Après la décision de l’Union européenne en novembre de renouveler la licence de l’herbicide pour cinq ans, Emmanuel Macron avait promis que la substance du glyphosate, principe actif du Roundup de Monsanto, serait interdite en France « dès que des alternatives auront été trouvées, et au plus tard dans trois ans ». Mais dans le projet de loi du ministre de l’Agriculture Stéphane Travert, examiné en première lecture au Palais Bourbon, point d’article sur le glyphosate, jugé cancérogène probable par l’Organisation mondiale de la santé (OMS), mais « probablement non cancérogène » par l’Agence européenne pour la sécurité des aliments (Efsa).
Y figurent en revanche des mesures pour réduire les pesticides, auxquelles les députés ont donné leur feu vert.

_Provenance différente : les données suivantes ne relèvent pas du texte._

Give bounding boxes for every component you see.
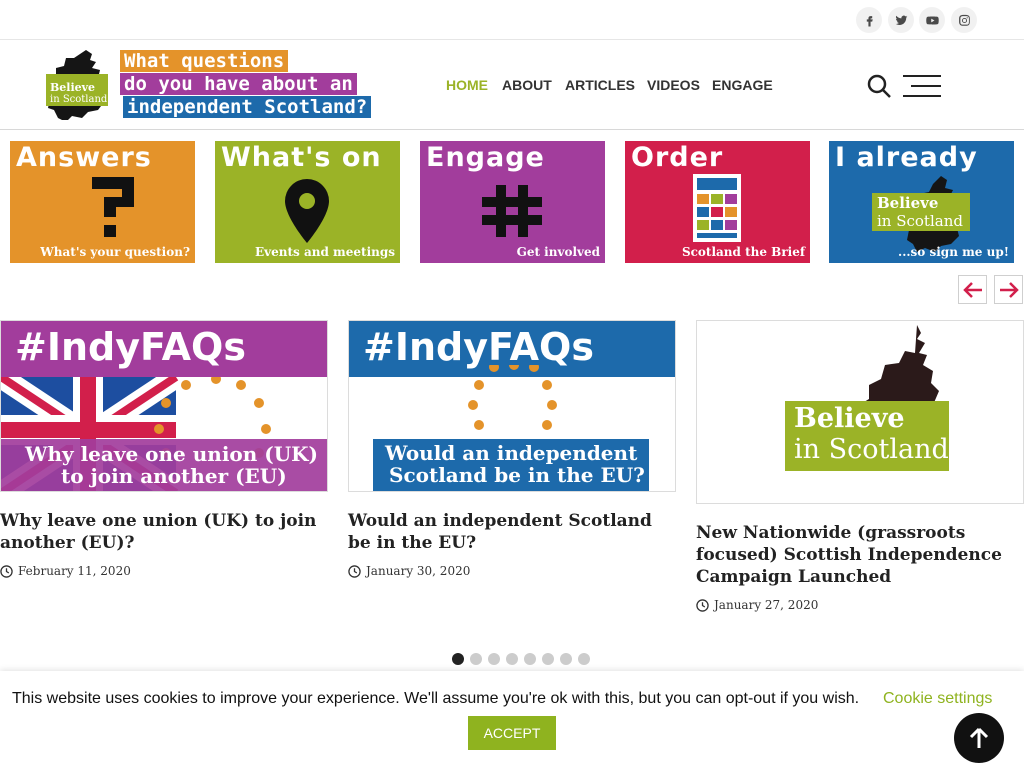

Ceux-ci ont aussi approuvé une extension du champ de l’interdiction des néonicotinoïdes, insecticides « tueurs d’abeilles ».
Interrogé en marge d’une visite en Corse, le ministre de la Transition écologique Nicolas Hulot a reconnu être « déçu », estimant qu’il aurait été « plus cohérent » d’inscrire l’objectif de sortie du glyphosate en 2021 dans la loi. « Ce qui compte pour moi (…), c’est que cet objectif ne soit pas remis en cause et pour l’instant je ne l’ai vu remis en cause ni par le Premier ministre, ni par le président, ni même par Stéphane Travert », le ministre de l’Agriculture, a-t-il toutefois assuré ensuite.
« Expertiser les alternatives »
Dès mardi matin, le porte-parole du gouvernement Benjamin Griveaux le promettait sur Franceinfo : la sortie du glyphosate d’ici 2021 est « un engagement clair » d’Emmanuel Macron et « ce sera fait en partenariat avec les industriels », même si ce n’est pas « inscrit dans la loi ». Le chef de l’État « a fixé un objectif ambitieux et pragmatique » et « nous mettons toutes les chances de notre côté » en poursuivant les recherches sur les alternatives, a justifié M. Travert dans l’hémicycle. Sur fond de « controverse scientifique sur sa dangerosité », le ministre a estimé nécessaire d' »approfondir les connaissances » en vue du prochain débat européen.
Depuis la Corse, Nicolas Hulot a annoncé le lancement d’un « plan d’action pour expertiser toutes les alternatives qui existent au glyphosate », qu’il compte « confronter avec les partenaires et notamment la FNSEA ». « Et puis en fonction, si on va vers cet objectif, eh bien, très bien! Si on s’aperçoit qu’on est très loin de réaliser cet objectif, il sera toujours temps de revenir à la loi », a-t-il fait valoir.
A l’Assemblée, des amendements, notamment de la commission du Développement durable de l’Assemblée et de l’ex-ministre PS Delphine Batho, qui posaient un terme en 2021, ont été massivement rejetés. Même sort pour un amendement prévoyant des dérogations possibles jusqu’en 2023, repoussé par 63 voix contre 20.
Cette proposition était portée par Matthieu Orphelin (LREM), proche du ministre de la Transition écologique Nicolas Hulot, et cosignée par une cinquantaine de membres du groupe majoritaire. Un amendement auquel le ministre s’était dit « favorable », mi-mai dans une interview. En février, Nicolas Hulot s’était dit prêt à envisager des « exceptions » pour les agriculteurs qui ne seraient pas « prêts en trois ans ».
« Pas à la hauteur »
L’ex-secrétaire d’État à la Biodiversité Barbara Pompili (LREM), cosignataire d’un des amendements, a dit lundi soir sa « peur » de ne pas arriver à « tenir » la promesse présidentielle « dans trois ans ». L’Insoumis Loïc Prud’homme a jugé le sujet « emblématique de ce qu’est le renoncement du gouvernement sur le modèle agricole ». A l’inverse, droite et centre se sont opposés à ces amendements pour ne pas « pénaliser les agriculteurs » (LR).
Espérant que les députés n’alourdissent « pas trop la barque des agriculteurs », la présidente du puissant syndicat agricole FNSEA, Christiane Lambert, avait plus tôt rappelé à l’AFP que « la profession s’est engagée à réduire l’usage et l’impact des pesticides avec 40 organisations et 4 ministères, via un contrat de solutions« .
De son côté, la Confédération paysanne avait réitéré sa demande « d’interdiction du glyphosate dans 3 ans ». Pour la Fondation pour la nature et l’homme, c’est « non-assistance à personnes en danger ». « Nos députés ne sont pas à la hauteur de l’enjeu », a réagi la Fédération des parcs naturels régionaux. « Agrochimie et lobbies de la malbouffe ont encore de beaux jours devant eux ! », s’est insurgée Karine Jacquemart, directrice de Foodwatch.